I’m trying to build a workflow where I want to the model for an entire state. Taking a naive approach, I have distributed it, so each meta node represents a different FIPS code in the state, so its easier for debugging and parallel execution. Even though I could copy and paste the meta node logic like 60 times, It was very painful to design the layout and the connections to each meta-node and then add any successive logic to this workflow. (Attached workflow for reference)
I’m guessing expert users have figured out more easier way to do deal with designing such workflows.
Is there a functionality in either Open source version or Server version where we can do some sort of templating but still be able to run the workflow in a distributed manner.
I’m open to any suggestions.
Logic inside each meta-node:
Could loop nodes be what you need here?
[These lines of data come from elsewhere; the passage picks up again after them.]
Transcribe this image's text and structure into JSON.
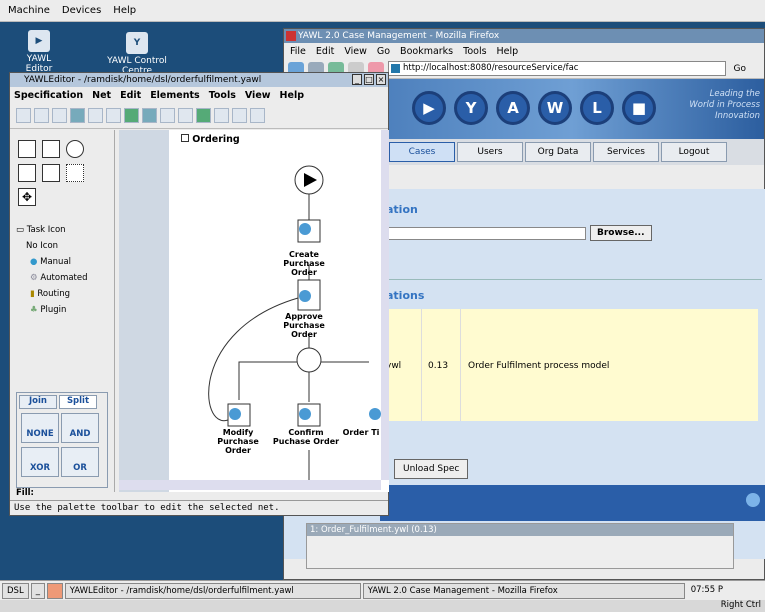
{
  "vbox_menu": {
    "machine": "Machine",
    "devices": "Devices",
    "help": "Help"
  },
  "desktop": {
    "icon1": "YAWL Editor",
    "icon2": "YAWL Control Centre"
  },
  "firefox": {
    "title": "YAWL 2.0 Case Management - Mozilla Firefox",
    "menu": [
      "File",
      "Edit",
      "View",
      "Go",
      "Bookmarks",
      "Tools",
      "Help"
    ],
    "url": "http://localhost:8080/resourceService/fac",
    "go_label": "Go",
    "banner_letters": [
      "Y",
      "A",
      "W",
      "L"
    ],
    "banner_tagline": [
      "Leading the",
      "World in Process",
      "Innovation"
    ],
    "tabs": [
      "Cases",
      "Users",
      "Org Data",
      "Services",
      "Logout"
    ],
    "upload_title": "ation",
    "browse_label": "Browse...",
    "loaded_title": "ations",
    "spec_row": {
      "name": "ywl",
      "version": "0.13",
      "description": "Order Fulfilment process model"
    },
    "unload_label": "Unload Spec",
    "running_case": "1: Order_Fulfilment.ywl (0.13)"
  },
  "editor": {
    "title": "YAWLEditor - /ramdisk/home/dsl/orderfulfilment.yawl",
    "menu": [
      "Specification",
      "Net",
      "Edit",
      "Elements",
      "Tools",
      "View",
      "Help"
    ],
    "tree": {
      "root": "Task Icon",
      "items": [
        "No Icon",
        "Manual",
        "Automated",
        "Routing",
        "Plugin"
      ]
    },
    "join_tab": "Join",
    "split_tab": "Split",
    "js_buttons": [
      "NONE",
      "AND",
      "XOR",
      "OR"
    ],
    "fill_label": "Fill:",
    "net_name": "Ordering",
    "tasks": {
      "create": "Create Purchase Order",
      "approve": "Approve Purchase Order",
      "modify": "Modify Purchase Order",
      "confirm": "Confirm Puchase Order",
      "timeout": "Order Ti"
    },
    "status": "Use the palette toolbar to edit the selected net."
  },
  "taskbar": {
    "dsl": "DSL",
    "editor_task": "YAWLEditor - /ramdisk/home/dsl/orderfulfilment.yawl",
    "firefox_task": "YAWL 2.0 Case Management - Mozilla Firefox",
    "clock": "07:55 P",
    "host_key": "Right Ctrl"
  }
}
That is, setup a Group Loop Start based on the FIPS, loop over the logic in your metanode for each FIPS code, and use a Loop End node to collect the results?
There are several workflows dealing with loops on the Examples server, but here’s a simple one you might take a look at:
My first thought was using loops. The down side though is that loops are ‘sequential’ and for some reason End nodes take forever to execute (not sure how optimized the collection strategy is for each iteration). There are FIPS codes that are small and some are huge which take hours to execute. Not having dependency is important.
Also, the data set is about 20-25 millions rows.
If only there was a way inside a loop to say make as many virtual chucks as FIPS codes and run them in parallel and collect the results with an End node.
Have you tried the Parallel Chunk nodes in KNIME Labs? Perhaps you might be able to see some performance improvement with those - although I suspect you will still be bottlenecked by your larger FIPS groupings.